Top Best Practices that Denial Management Companies Must Follow Top Best Practices that Denial Management Companies Must Follow

Top Best Practices that Denial Management Companies Must Follow

The failure of healthcare organizations to develop a well-defined approach to execute denial management services creates major leakages in the revenue generation funnels. According to studies, denied claims have resulted in about a 5% loss in a hospital’s net revenue.

Additional factors such as diverse payer rules, inaccurate information, manual processes continue to increase instances of denied claims. In view of these mounting challenges, denial management companies have devised and implemented industry-standard best practices to streamline their services. 

Here’s a look at the top best practices that all denial management companies must follow:

Create and take a well-defined approach

A well-organized approach creates a consistent process flow that ensures that all the procedures pertinent to appealing and pursuing denied claims are executed meticulously.

For instance, the lack of follow-up on denied claims has resulted in several lost revenue opportunities for hospitals. This results in denied claims files piling up that later becomes a difficult task to update.

Adopting a well-defined approach includes leveraging the appropriate tools to pursue old denied claims and to keep track of the new claim files. This is one of the essential best practices that all denial management companies must follow as a start.

Reconfigure denial management KPIs

Denial management companies are advised to leverage business analytics to identify and create claims denial management KPIs separately for soft and hard denials. This aids in the analysis of denial reasons separately that reveals specific areas which require improvisation.

Separate claim denial management KPIs must be created for each payer as they have their unique sets of claims and reimbursements guidelines. This will be instrumental in determining the denial frequency caused by the individual payers and also help to prioritize the addressing of each such denied claim.

Denial management team must comprise clinical staffs

The inclusion of staff with clinical backgrounds in denial management teams will help in tackling clinical documentation issues. These issues are triggered by the implementation of new diagnostic codebooks such as the ICD-10 codebook, thereby reducing the chances of denied claims.

A multidisciplinary team with an ideal mix of medical professionals and revenue management experts drives a better understanding of clinical documentation issues. This will help denial management companies review denied claims without relying on physicians unless the reason for the denial is serious.

Better TAT for denied claims processing

A robust workflow must be followed to note and track claims as soon as they are received in systems.

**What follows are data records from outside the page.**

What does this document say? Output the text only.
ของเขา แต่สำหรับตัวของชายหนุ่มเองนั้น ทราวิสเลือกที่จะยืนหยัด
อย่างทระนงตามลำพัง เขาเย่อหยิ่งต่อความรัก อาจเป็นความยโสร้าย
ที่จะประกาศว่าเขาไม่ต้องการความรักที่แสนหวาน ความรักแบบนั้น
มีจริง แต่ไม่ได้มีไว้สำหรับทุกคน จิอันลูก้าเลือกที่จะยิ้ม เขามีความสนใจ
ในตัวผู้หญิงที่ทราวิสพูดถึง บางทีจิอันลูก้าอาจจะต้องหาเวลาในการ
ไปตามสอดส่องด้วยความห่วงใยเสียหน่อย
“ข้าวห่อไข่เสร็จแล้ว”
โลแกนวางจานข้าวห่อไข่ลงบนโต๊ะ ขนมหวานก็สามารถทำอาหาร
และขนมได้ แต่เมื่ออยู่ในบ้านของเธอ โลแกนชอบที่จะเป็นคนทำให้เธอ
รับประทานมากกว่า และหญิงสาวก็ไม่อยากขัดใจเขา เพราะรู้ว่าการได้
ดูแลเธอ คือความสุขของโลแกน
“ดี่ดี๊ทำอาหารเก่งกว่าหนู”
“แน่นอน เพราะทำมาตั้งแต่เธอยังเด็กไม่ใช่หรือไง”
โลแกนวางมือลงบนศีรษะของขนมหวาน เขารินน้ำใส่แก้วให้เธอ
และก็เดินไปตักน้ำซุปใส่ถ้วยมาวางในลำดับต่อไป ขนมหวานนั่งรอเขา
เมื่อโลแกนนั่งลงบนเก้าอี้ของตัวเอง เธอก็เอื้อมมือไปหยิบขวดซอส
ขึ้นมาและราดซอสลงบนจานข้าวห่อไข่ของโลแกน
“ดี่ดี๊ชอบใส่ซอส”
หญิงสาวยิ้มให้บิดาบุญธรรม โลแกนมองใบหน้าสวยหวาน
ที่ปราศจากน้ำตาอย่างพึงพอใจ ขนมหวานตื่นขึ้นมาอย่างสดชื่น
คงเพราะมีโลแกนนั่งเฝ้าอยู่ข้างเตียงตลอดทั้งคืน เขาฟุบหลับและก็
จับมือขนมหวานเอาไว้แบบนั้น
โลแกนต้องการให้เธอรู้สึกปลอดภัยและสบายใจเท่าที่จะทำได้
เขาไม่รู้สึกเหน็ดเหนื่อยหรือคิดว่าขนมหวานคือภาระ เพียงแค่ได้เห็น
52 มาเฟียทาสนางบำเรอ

This is a critical denial management best practice as appealing for denied claims is restricted by a specific deadline. Following this best practice will ultimately aid denial management companies to minimize the TAT for processing denied claims. 

Eligibility checking automation

Implementing redundant ways of checking patient insurance eligibility such as last-minute calls to payers prior to patient appointments have often resulted in denied claims. This can be addressed by leveraging a low-cost software that automates tasks such as pre-scheduling the insurance eligibility process. This brings more organization to the denial management services framework and leads to a sharp decline in the number of denied claims.

Parting Note

Services of denial management companies are an important cog in the hospital revenue cycle management process. Regulatory dynamism, the turbulent socio-economic scenario will continue to impact the prospect of revenue generation for hospitals. Thereby it is necessary that the denial management service framework is based on industry best practices that echo the current industry conditions.